Will your mom be appearing in any episodes?
She’s coming to visit [when] we’re shooting the fifth episode, and she was like, “What scenes can Angie, who’s her best friend, and I be in?” And I was like, “No scenes.” Also my mother has been a background person so many times she has to join SAG and my father has to pay like $2,000 if she does it again. So my dad’s like, “Please, don’t. We can’t be paying dues for your mother.” She is Carol Wendelson. She wants to be a star. She’s only been trusted with background so far. I think she could be a day player one time. It would have to be the right thing. She could be one of Carol’s friends or something. I’m sure she’ll wear me down.

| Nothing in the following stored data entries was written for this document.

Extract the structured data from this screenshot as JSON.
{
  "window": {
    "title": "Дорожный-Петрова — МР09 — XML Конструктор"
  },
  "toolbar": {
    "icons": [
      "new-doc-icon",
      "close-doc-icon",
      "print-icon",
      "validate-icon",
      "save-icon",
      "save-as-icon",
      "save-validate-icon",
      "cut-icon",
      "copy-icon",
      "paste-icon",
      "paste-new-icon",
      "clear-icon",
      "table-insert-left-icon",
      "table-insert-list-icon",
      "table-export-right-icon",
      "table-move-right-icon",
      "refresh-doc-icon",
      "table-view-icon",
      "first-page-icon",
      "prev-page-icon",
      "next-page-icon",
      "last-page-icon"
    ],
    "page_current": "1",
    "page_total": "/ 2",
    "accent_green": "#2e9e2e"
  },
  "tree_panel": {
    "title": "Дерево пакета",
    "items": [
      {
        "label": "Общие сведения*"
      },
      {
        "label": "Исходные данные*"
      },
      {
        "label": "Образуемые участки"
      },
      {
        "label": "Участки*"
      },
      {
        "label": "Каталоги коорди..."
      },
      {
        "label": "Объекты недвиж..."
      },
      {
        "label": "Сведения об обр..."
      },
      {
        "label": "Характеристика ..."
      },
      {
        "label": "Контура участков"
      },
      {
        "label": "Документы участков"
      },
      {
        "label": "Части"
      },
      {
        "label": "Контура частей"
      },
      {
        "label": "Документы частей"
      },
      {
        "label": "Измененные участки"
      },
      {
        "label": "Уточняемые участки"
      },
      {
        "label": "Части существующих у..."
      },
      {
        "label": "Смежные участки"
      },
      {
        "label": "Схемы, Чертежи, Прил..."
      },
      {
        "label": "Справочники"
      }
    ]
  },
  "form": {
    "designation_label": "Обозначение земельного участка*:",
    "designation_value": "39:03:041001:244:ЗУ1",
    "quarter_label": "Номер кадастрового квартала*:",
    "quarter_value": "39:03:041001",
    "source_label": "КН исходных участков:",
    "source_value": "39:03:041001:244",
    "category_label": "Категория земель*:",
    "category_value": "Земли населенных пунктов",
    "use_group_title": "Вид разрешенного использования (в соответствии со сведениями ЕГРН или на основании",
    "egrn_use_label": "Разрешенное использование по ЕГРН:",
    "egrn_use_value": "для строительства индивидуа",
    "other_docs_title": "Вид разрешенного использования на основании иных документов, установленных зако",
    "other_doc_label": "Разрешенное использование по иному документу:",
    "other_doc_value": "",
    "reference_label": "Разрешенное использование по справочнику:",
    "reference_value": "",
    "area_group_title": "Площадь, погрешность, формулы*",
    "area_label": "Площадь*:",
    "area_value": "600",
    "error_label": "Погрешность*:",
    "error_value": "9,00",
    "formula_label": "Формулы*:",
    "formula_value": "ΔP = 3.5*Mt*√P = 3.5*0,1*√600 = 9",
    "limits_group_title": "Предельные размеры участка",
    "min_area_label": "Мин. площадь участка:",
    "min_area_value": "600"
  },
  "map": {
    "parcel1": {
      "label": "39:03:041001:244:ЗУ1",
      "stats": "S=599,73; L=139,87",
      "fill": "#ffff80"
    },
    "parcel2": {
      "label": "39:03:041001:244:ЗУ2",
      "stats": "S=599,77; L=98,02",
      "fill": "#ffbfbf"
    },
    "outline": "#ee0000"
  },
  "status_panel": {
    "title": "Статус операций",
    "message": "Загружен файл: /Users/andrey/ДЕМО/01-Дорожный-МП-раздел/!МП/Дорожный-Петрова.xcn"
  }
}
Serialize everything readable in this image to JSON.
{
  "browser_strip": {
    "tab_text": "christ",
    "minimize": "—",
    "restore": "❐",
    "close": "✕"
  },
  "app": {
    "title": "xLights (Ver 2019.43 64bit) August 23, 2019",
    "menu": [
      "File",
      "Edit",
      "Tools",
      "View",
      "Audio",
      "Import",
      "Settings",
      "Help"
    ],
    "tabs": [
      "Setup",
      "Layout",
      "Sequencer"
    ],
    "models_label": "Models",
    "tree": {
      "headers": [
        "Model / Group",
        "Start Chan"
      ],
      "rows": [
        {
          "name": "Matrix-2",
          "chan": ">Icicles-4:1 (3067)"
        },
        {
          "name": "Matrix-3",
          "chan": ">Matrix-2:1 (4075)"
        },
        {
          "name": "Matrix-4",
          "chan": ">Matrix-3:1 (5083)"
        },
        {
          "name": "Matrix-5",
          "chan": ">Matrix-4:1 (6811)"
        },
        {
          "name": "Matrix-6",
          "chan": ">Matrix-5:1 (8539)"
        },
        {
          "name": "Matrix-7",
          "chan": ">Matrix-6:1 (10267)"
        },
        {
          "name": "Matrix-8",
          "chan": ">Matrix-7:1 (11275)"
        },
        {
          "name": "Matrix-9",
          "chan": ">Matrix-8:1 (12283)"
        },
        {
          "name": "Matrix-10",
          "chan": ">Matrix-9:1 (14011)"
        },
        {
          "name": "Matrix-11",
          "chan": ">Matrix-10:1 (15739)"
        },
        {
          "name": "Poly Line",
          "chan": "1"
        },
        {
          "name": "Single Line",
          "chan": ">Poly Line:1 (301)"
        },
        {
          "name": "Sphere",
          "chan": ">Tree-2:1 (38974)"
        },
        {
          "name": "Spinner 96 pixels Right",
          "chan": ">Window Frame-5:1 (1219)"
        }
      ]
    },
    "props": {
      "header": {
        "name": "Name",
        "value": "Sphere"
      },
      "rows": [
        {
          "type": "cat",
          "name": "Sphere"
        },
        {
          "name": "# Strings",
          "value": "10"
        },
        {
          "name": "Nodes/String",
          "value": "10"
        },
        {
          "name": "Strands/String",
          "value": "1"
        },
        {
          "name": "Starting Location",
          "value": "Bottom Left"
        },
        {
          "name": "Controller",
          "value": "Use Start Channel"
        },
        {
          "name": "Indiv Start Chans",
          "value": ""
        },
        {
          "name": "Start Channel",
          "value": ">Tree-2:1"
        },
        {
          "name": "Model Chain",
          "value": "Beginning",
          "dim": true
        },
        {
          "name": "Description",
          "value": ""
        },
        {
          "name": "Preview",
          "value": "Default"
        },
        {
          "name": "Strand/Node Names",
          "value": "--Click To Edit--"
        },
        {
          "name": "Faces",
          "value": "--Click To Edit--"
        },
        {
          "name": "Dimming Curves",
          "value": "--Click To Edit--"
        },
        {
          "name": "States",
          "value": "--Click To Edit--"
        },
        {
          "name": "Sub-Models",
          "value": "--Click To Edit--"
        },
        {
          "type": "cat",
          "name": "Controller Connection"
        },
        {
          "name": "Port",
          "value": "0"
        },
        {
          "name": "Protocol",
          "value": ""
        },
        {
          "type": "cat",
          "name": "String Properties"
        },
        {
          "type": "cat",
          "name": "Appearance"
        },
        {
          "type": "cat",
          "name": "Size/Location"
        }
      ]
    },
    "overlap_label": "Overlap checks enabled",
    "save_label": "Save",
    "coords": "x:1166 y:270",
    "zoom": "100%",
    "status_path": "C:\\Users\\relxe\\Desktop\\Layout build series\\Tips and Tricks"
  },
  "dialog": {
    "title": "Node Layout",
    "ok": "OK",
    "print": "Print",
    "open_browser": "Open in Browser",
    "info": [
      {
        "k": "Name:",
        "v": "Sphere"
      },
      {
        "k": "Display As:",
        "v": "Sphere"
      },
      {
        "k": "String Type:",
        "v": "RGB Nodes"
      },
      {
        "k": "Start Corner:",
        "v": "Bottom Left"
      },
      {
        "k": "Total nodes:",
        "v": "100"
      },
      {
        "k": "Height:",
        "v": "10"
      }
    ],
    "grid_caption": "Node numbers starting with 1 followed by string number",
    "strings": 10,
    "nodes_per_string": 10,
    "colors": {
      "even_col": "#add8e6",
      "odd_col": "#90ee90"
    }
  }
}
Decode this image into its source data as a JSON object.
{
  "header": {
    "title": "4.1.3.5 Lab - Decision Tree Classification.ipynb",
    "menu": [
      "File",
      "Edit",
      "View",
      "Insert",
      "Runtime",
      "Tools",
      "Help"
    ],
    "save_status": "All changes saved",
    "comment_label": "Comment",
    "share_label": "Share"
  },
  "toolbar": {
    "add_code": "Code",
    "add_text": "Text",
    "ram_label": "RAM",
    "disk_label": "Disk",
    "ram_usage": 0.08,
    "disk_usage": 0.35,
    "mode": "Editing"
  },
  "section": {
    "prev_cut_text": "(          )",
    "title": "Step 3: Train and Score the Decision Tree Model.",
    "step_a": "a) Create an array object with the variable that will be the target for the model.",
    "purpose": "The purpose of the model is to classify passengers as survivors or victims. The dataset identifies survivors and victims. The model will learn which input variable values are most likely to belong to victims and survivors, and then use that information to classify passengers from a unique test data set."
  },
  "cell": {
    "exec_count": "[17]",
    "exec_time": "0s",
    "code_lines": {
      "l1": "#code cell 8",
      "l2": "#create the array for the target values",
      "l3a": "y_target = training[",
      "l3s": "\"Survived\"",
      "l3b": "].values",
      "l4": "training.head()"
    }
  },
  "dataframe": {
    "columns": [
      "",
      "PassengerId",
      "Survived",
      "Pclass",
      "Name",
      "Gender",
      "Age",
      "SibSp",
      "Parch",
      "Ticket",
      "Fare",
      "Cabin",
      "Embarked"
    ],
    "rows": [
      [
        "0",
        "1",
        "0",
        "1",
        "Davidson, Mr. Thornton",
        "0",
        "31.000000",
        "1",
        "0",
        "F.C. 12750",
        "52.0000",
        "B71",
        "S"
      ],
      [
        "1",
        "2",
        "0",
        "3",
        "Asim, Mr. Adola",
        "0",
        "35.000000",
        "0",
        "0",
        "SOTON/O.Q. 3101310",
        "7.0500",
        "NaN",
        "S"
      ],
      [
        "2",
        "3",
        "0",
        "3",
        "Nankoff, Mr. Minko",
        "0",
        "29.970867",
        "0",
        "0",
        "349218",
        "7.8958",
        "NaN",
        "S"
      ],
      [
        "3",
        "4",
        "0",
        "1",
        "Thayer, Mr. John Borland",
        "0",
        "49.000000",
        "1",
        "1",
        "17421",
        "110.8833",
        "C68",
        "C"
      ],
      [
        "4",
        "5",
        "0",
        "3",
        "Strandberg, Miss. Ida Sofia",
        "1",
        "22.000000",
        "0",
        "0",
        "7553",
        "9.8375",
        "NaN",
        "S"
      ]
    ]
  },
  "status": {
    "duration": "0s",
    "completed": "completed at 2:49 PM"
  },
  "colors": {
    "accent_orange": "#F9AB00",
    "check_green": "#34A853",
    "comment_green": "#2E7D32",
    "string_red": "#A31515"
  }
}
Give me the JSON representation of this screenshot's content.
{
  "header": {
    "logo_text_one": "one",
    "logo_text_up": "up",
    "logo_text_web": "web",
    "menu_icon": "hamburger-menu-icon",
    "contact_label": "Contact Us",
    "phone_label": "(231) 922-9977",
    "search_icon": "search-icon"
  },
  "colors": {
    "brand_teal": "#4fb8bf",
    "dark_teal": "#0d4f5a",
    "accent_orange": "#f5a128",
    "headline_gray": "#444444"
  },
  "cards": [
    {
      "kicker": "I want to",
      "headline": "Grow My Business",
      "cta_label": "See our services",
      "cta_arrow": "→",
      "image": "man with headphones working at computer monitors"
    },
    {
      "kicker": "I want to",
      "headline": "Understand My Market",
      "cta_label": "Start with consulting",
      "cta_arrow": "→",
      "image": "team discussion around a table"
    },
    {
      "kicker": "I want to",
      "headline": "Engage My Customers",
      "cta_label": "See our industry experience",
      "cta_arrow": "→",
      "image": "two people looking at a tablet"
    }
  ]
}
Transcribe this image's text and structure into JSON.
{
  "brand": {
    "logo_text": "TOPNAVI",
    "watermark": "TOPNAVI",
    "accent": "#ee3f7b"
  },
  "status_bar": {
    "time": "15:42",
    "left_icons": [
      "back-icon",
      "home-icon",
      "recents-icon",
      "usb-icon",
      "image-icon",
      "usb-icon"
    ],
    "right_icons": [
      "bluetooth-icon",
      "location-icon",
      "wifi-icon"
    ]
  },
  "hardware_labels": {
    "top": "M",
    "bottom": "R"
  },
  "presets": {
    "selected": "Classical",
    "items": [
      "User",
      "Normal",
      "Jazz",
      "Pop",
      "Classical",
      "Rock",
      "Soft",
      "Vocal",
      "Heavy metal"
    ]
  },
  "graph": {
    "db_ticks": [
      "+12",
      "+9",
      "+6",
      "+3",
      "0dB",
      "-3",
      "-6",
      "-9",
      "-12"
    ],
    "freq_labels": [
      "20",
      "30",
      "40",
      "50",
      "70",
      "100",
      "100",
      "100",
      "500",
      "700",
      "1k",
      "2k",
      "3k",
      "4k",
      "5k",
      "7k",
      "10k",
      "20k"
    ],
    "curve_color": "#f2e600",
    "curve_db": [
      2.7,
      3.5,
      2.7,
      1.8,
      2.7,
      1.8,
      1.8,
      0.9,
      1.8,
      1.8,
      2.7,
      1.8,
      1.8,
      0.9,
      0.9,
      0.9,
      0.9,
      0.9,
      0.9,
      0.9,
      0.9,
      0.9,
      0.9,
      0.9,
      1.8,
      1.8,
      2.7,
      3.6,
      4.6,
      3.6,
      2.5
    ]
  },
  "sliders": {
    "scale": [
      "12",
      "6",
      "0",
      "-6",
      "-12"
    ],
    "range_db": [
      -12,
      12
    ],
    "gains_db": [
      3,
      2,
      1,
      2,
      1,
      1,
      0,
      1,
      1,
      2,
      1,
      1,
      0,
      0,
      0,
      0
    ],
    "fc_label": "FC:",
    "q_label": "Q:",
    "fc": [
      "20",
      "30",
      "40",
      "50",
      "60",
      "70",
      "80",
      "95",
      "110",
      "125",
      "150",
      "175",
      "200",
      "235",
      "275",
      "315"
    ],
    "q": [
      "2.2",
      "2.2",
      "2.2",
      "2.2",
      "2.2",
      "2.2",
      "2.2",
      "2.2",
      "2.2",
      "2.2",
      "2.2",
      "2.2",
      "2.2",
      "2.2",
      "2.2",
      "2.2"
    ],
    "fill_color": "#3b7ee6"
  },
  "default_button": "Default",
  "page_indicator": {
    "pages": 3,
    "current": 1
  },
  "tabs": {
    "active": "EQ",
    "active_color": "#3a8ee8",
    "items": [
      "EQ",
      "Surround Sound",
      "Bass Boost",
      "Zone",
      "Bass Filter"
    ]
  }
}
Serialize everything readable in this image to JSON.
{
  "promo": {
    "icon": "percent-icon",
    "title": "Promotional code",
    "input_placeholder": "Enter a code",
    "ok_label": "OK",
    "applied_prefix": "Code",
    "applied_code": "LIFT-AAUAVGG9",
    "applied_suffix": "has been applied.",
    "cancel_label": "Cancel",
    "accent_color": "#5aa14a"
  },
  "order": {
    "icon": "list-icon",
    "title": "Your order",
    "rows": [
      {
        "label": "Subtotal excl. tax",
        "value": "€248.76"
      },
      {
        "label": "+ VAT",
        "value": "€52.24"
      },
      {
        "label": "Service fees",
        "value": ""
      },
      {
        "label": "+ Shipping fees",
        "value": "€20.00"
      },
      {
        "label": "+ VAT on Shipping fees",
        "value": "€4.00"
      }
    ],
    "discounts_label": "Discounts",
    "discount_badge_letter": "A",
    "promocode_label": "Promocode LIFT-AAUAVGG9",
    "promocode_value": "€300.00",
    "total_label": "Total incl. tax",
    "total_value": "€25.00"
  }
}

Does she try to pitch anything?
Yes, and often times they’re good ideas because she’s funny. She’ll say, “Oh, you should come and hang out at my work and see all the stuff that goes on there.” She works for my dad at his office, and I’m like, “Well I don’t have time to go hang out at your work and observe the hijinks of you and your co workers.” My mom told my sister and I that sometimes to pump herself up in the morning she sings Bruno Mars’ “Just the Way You Are” to herself in the mirror with the words, “‘Cause you’re amazing, just the way you are.” We put that in an episode where Carol sings to herself, “‘Cause Carol’s amazing, just the way Carol is.”
What’s been the biggest change in now being your own boss?
The fun thing about writing your own show is when you pitch something that is way too crazy, now there’s nobody babysitting being like, “No we can’t do that, that’s irresponsible and insane.” Any of the crazies jokes you want to, you have the power to do them. But you’re also the person in charge when Robert [Carlock] and Tina watch the cut and are like, “What the hell did you do?” Last year I remember an episode being like, “This is really funny to me, and I really like it. Is this just too crazy? Are we in outer space? Is nobody going to get it?” And the writers were like, “No, I think this is the show it wants to be.”
“Great News” Season 2 premieres on NBC Sept. 28 at 9:30 p.m.